His eyes cut to hers.

Her gaze never wavered.

“I’m going to figure out who hired ‘those guys,’ then stop them,” he said.

“You have a couple of leads, but if those don’t pan out you’re going to need your case files, and you won’t show them to me unless you think I’ll be of some use. So let me prove it to you.”

“You’re saying you can read my files and tell me who’s involved in this thing?”

“It’s worth a shot, isn’t it?”

Play along, Daniel reminded himself, managing not to roll his eyes or give any other indication that he thought he’d be better off dumping what she was trying to hand him on his garden.

She took his silence for agreement, thankfully, since he didn’t think he could bring himself to say yes.

“I don’t have a cell phone,” she said, “and I’m guessing you don’t, either. There’s no phone in the room, but maybe there’s a payphone downstairs so we can call a cab.”

“No cab is going to pick us up in this neighborhood.”

Their eyes met, both of them coming to the same conclusion.

“We’ll have to take Maxine,” Vivi said.

Daniel nodded, starting for the door. “You drive.”

QUINCY MARKET, ALSO KNOWN AS FANEUIL HALL Marketplace, sat on the Freedom Trail not far from City Hall and the Government Center. Once host to stirring, seditious speeches by the likes of Samuel Adams, the building was now a glorified food court, at least on the ground floor. Cafeteria-style restaurants were crowded cheek by jowl inside, selling everything edible from sushi to burgers. The patrons crowded around communal tables or sat on the low stone walls circling the trees planted outside while they ate.

Faneuil Hall was surrounded by souvenir stands, assorted stores, a Cheers pub re-created from the television show, and crowds of people. It felt a little exposed, but Vivi figured the hit men would never suspect they’d go to a place thronged with tourists.

As it was just after opening, and a weekday, there weren’t a lot of men trolling for bargains. And since the ones who were there fit more into the categories of retiree mall walker, manny, or retail employee, Daniel kind of stood out. He was definitely getting a lot of attention.

Women were looking, appreciating, probably drooling, too. One poor woman walked into one of the kiosks dotting the walkways, fell on her backside, and popped back up, red-faced with embarrassment.
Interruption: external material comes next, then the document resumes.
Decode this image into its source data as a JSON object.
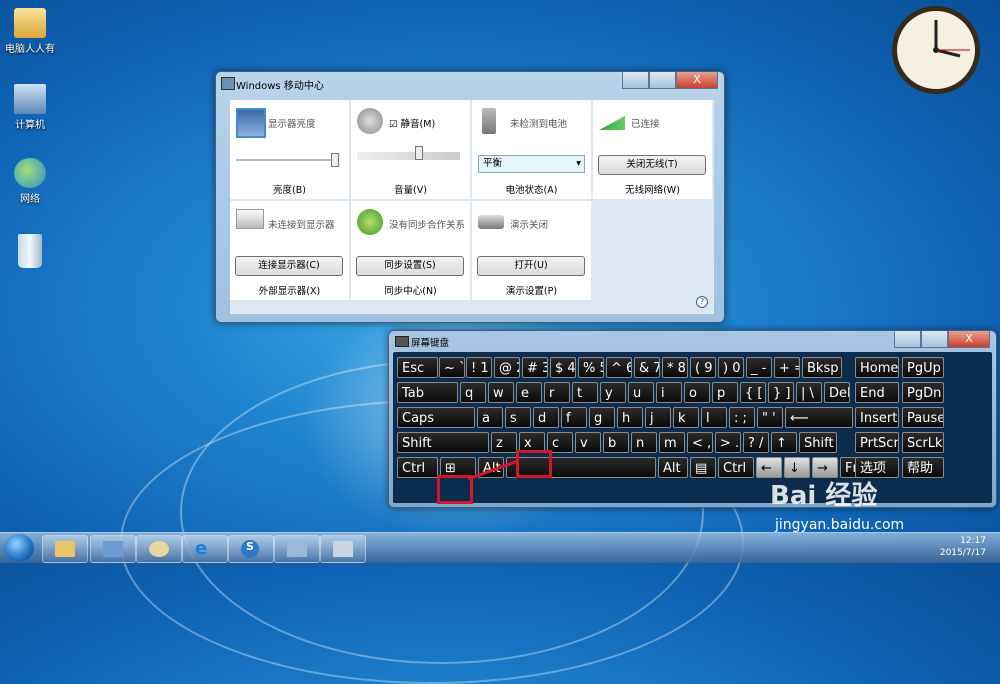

But she never took her eyes off Daniel.

“Don’t tell me,” he said when Vivi laughed at his discomfort, “you knew that was going to happen.”

“True, but there was no psychic ability involved.”

He gave her a cranky look.

“You’re not the usual kind of Wednesday-morning market patron.”

“Can we just do this?”

She grinned up at him, but inside she was completely serious, her smile fading as she took a couple of deep breaths, cocked her head, and made the mental adjustment that opened up her mind.

At first it was like a radio tuned to static, a harsh punch of white noise before she began to get actual impressions, confusing snippets of feeling that didn’t last any longer than the next could replace it. She shifted her attention to the crowd, focusing on the first face that crossed her path.

“That woman doesn’t know it yet, but she’s about to buy a pair of shoes,” she said to Daniel as if she were talking about the weather instead of predicting the future.

Daniel rested his fingertips on the small of Vivi’s back and steered her behind the woman she’d pointed out, a twentysomething wearing a trim business suit. She strolled down the sidewalk, slowing to look in the window of Nine West before she moved on. She made it almost to the door of the next store when she was sucked back into the shoe store gravity well, along with three other women in the vicinity.

“Care to tell me what she’s going to buy?”

“Four-inch spike heels, black, with an ankle strap.”